EQUITYWORLD FUTURES – Presiden Joko Widodo (Jokowi) mengatakan bahwa warga negara asing dimudahkan dalam membuka rekening di Indonesia. Kemudahan pembukaan rekening itu dilakukan untuk menghimpun valuta asing yang saat ini dibutuhkan pemerintah dalam menstabilkan nilai tukar rupiah.

“Saya tadi bicara dengan OJK, sekarang diberi kemudahan bagi orang asing untuk membuka rekening di Indonesia,” ujar Jokowi saat membuka Indonesia Banking Expo 2015 di Jakarta Convention Center (JCC), Rabu (9/9/2015).

Presiden menjelaskan, seorang WNA yang hendak membuka rekening di bank nasional hanya cukup melampirkan paspor. Jumlah maksimal nominal yang disimpan dalam rekening itu, yakni 50.000 dollar AS.

“Kami harapkan ada aliran uang masuk ke Indonesia. Kecil-kecil nggak apa-apa.
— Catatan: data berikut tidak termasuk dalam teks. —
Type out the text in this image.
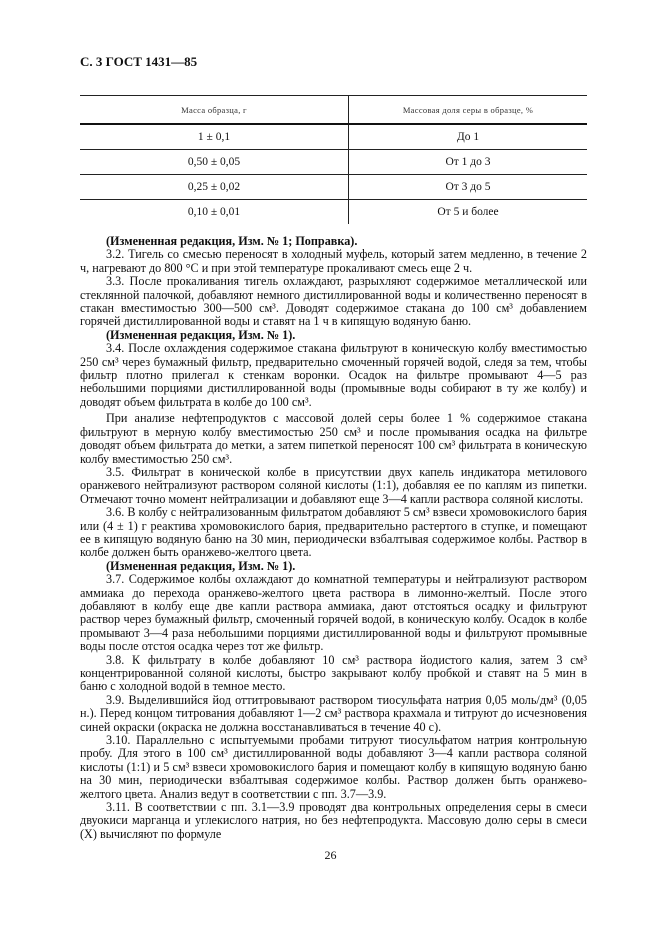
С. 3 ГОСТ 1431—85
Масса образца, г	Массовая доля серы в образце, %
1 ± 0,1	До 1
0,50 ± 0,05	От 1 до 3
0,25 ± 0,02	От 3 до 5
0,10 ± 0,01	От 5 и более

(Измененная редакция, Изм. № 1; Поправка).

3.2. Тигель со смесью переносят в холодный муфель, который затем медленно, в течение 2 ч, нагревают до 800 °С и при этой температуре прокаливают смесь еще 2 ч.

3.3. После прокаливания тигель охлаждают, разрыхляют содержимое металлической или стеклянной палочкой, добавляют немного дистиллированной воды и количественно переносят в стакан вместимостью 300—500 см³. Доводят содержимое стакана до 100 см³ добавлением горячей дистиллированной воды и ставят на 1 ч в кипящую водяную баню.

(Измененная редакция, Изм. № 1).

3.4. После охлаждения содержимое стакана фильтруют в коническую колбу вместимостью 250 см³ через бумажный фильтр, предварительно смоченный горячей водой, следя за тем, чтобы фильтр плотно прилегал к стенкам воронки. Осадок на фильтре промывают 4—5 раз небольшими порциями дистиллированной воды (промывные воды собирают в ту же колбу) и доводят объем фильтрата в колбе до 100 см³.

При анализе нефтепродуктов с массовой долей серы более 1 % содержимое стакана фильтруют в мерную колбу вместимостью 250 см³ и после промывания осадка на фильтре доводят объем фильтрата до метки, а затем пипеткой переносят 100 см³ фильтрата в коническую колбу вместимостью 250 см³.

3.5. Фильтрат в конической колбе в присутствии двух капель индикатора метилового оранжевого нейтрализуют раствором соляной кислоты (1:1), добавляя ее по каплям из пипетки. Отмечают точно момент нейтрализации и добавляют еще 3—4 капли раствора соляной кислоты.

3.6. В колбу с нейтрализованным фильтратом добавляют 5 см³ взвеси хромовокислого бария или (4 ± 1) г реактива хромовокислого бария, предварительно растертого в ступке, и помещают ее в кипящую водяную баню на 30 мин, периодически взбалтывая содержимое колбы. Раствор в колбе должен быть оранжево-желтого цвета.

(Измененная редакция, Изм. № 1).

3.7. Содержимое колбы охлаждают до комнатной температуры и нейтрализуют раствором аммиака до перехода оранжево-желтого цвета раствора в лимонно-желтый. После этого добавляют в колбу еще две капли раствора аммиака, дают отстояться осадку и фильтруют раствор через бумажный фильтр, смоченный горячей водой, в коническую колбу. Осадок в колбе промывают 3—4 раза небольшими порциями дистиллированной воды и фильтруют промывные воды после отстоя осадка через тот же фильтр.

3.8. К фильтрату в колбе добавляют 10 см³ раствора йодистого калия, затем 3 см³ концентрированной соляной кислоты, быстро закрывают колбу пробкой и ставят на 5 мин в баню с холодной водой в темное место.

3.9. Выделившийся йод оттитровывают раствором тиосульфата натрия 0,05 моль/дм³ (0,05 н.). Перед концом титрования добавляют 1—2 см³ раствора крахмала и титруют до исчезновения синей окраски (окраска не должна восстанавливаться в течение 40 с).

3.10. Параллельно с испытуемыми пробами титруют тиосульфатом натрия контрольную пробу. Для этого в 100 см³ дистиллированной воды добавляют 3—4 капли раствора соляной кислоты (1:1) и 5 см³ взвеси хромовокислого бария и помещают колбу в кипящую водяную баню на 30 мин, периодически взбалтывая содержимое колбы. Раствор должен быть оранжево-желтого цвета. Анализ ведут в соответствии с пп. 3.7—3.9.

3.11. В соответствии с пп. 3.1—3.9 проводят два контрольных определения серы в смеси двуокиси марганца и углекислого натрия, но без нефтепродукта. Массовую долю серы в смеси (X) вычисляют по формуле

26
Saya kira terobosan-terobosan ini yang perlu terus kita lakukan,” ucap Jokowi.

Selama ini, warga negara asing yang hendak membuka rekening di bank nasional, selain harus melampirkan paspor, juga harus melampirkan Kartu Izin Tinggal Sementara (KITAS). Artinya, si pemilik rekening haruslah menetap di negara tempat di mana akun rekening bank ini dibuka.

Seperti dikutip Kontan, Ketua Dewan Komosioner OJK Muliaman D Hadad mengatakan, kebijakan mempermudah warga negara asing membuka rekening di Indonesia bertujuan untuk meningkatkan supply dollar di dalam negeri.

Ia optimistis, kebijakan ini bisa menggaet 10 juta sampai 12 juta turis asing yang ada di Indonesia. Dari jumlah tersebut, sebanyak 20 persen di antaranya adalah turis yang berkali-kali datang di Indonesia.

“Dari jumlah tersebut jika 20 persen saja dari turis tersebut menabung sebesar US$ 1.000 maka diharapkan potensi dana yang bisa dihasilkan adalah US$ 24 miliar,” ujar Muliaman.